On Wednesday, Jun 18, 2003, at 12:51 US/Pacific, Keith Moore wrote:
[I wrote:]
When customers of retail Internet service start demanding a NAT
standard, then that's when the IETF might want to think about
documenting the standard that the market seems to want.

here's the only thing that a NAT standard should say:


an intermediary MUST NOT alter the source or destination field in an IP
header.

an intermediary MUST NOT route an IP packet to other than its intended
destination.

an intermediary MUST NOT alter the payload of an IP packet.

I don't dispute this. However, I will observe that customers of retail Internet service seem to rarely have much interest in whether their network intermediaries comply with this proposition.


And, your list is incomplete. The NAT code I maintain does all of the things above that your proposal would explicitly forbid-- but it does a few other nasty things as well. For example, 1) it *should* be rewriting IP datagram identifiers (but I haven't coded it yet), and 2) it hides path-MTU discovery black-holes by rewriting TCP MSS fields.

Basically, once you've committed to rewriting the forwarding information in an IP datagram, then it's open season on all manner of horrible opportunities for intermediaries to engage in Internet abuse.
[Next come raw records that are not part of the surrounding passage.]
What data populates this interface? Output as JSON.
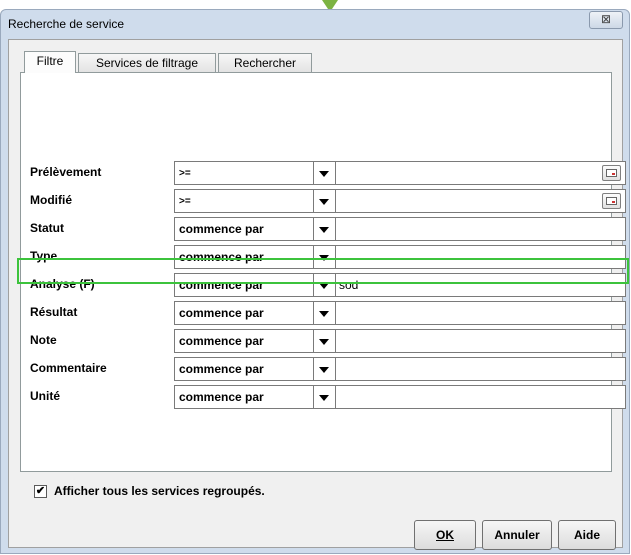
{
  "window": {
    "title": "Recherche de service",
    "close_symbol": "⊠"
  },
  "tabs": [
    {
      "label": "Filtre",
      "active": true
    },
    {
      "label": "Services de filtrage",
      "active": false
    },
    {
      "label": "Rechercher",
      "active": false
    }
  ],
  "filters": [
    {
      "label": "Prélèvement",
      "operator": ">=",
      "value": "",
      "has_calendar": true
    },
    {
      "label": "Modifié",
      "operator": ">=",
      "value": "",
      "has_calendar": true
    },
    {
      "label": "Statut",
      "operator": "commence par",
      "value": ""
    },
    {
      "label": "Type",
      "operator": "commence par",
      "value": ""
    },
    {
      "label": "Analyse (F)",
      "operator": "commence par",
      "value": "sod",
      "highlighted": true
    },
    {
      "label": "Résultat",
      "operator": "commence par",
      "value": ""
    },
    {
      "label": "Note",
      "operator": "commence par",
      "value": ""
    },
    {
      "label": "Commentaire",
      "operator": "commence par",
      "value": ""
    },
    {
      "label": "Unité",
      "operator": "commence par",
      "value": ""
    }
  ],
  "options": {
    "show_grouped_label": "Afficher tous les services regroupés.",
    "show_grouped_checked": true,
    "check_mark": "✔"
  },
  "buttons": {
    "ok": "OK",
    "cancel": "Annuler",
    "help": "Aide"
  },
  "colors": {
    "highlight": "#3cc33c",
    "pointer": "#7cb342",
    "title_bar": "#cfdcec"
  }
}
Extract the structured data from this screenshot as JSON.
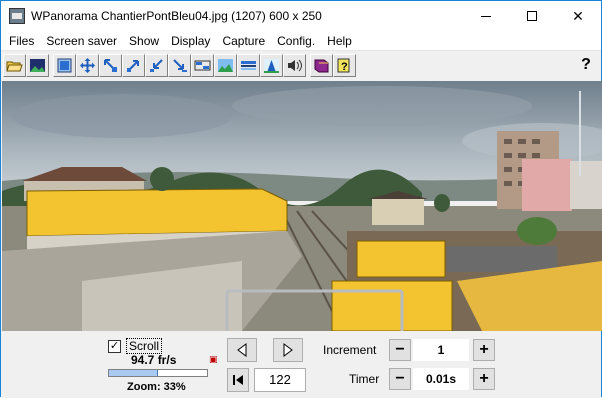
{
  "window": {
    "title": "WPanorama  ChantierPontBleu04.jpg  (1207) 600 x 250",
    "controls": {
      "minimize": "minimize",
      "maximize": "maximize",
      "close": "✕"
    }
  },
  "menu": [
    {
      "label": "Files"
    },
    {
      "label": "Screen saver"
    },
    {
      "label": "Show"
    },
    {
      "label": "Display"
    },
    {
      "label": "Capture"
    },
    {
      "label": "Config."
    },
    {
      "label": "Help"
    }
  ],
  "toolbar": {
    "buttons": [
      "open-file-icon",
      "picture-icon",
      "fit-window-icon",
      "move-arrows-icon",
      "zoom-out-arrow-icon",
      "zoom-in-arrow-icon",
      "shrink-arrow-icon",
      "expand-arrow-icon",
      "sequence-icon",
      "landscape-icon",
      "flat-view-icon",
      "landscape-shadow-icon",
      "sound-icon",
      "book-icon",
      "help-book-icon"
    ],
    "help_label": "?"
  },
  "panorama": {
    "alt": "Panoramic photo of a construction site beside railway tracks"
  },
  "scroll": {
    "checkbox_label": "Scroll",
    "checked": true,
    "speed": "94.7 fr/s",
    "speed_level": 0.5,
    "zoom": "Zoom: 33%"
  },
  "navigation": {
    "left_icon": "play-left-icon",
    "right_icon": "play-right-icon",
    "first_icon": "skip-to-start-icon",
    "position": "122"
  },
  "increment": {
    "label": "Increment",
    "value": "1",
    "minus": "−",
    "plus": "+"
  },
  "timer": {
    "label": "Timer",
    "value": "0.01s",
    "minus": "−",
    "plus": "+"
  },
  "colors": {
    "accent": "#1883d7",
    "sky": "#8a9aa6",
    "hoarding_yellow": "#f4c430"
  }
}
You want to know what made my blood run cold in the latest release of the product's firmware? I had to change it so that it would propose an impossible MRU in a PPPoE LCP negotiation. Apparently, a lot of PPPoE implementations are happily proposing an MRU of 1500 octets, because there are a lot of PPPoE servers out there that will refuse to negotiate down to the more realistic value of 1492. Consequently, when the product doesn't connect to a buggy PPPoE server, and every other product people try seems to work fine (as long as you don't stress test it), the customer blames the firmware that actually complies with the actual standard for refusing to work the way everyone else's non-compliant system works.

So yeah-- I'm very excited about the prospects of the IETF proposing standards. I'm even more excited when they're standards that customers regard as actually valuable parts of their lifestyles. I have yet to see a proposal for a NAT box spec that would seem like a valuable addition to the RFC library. Including yours, Keith... no disrespect intended, honest.


-- j h woodyatt <[EMAIL PROTECTED]> stop me before i rewrite your IP header again.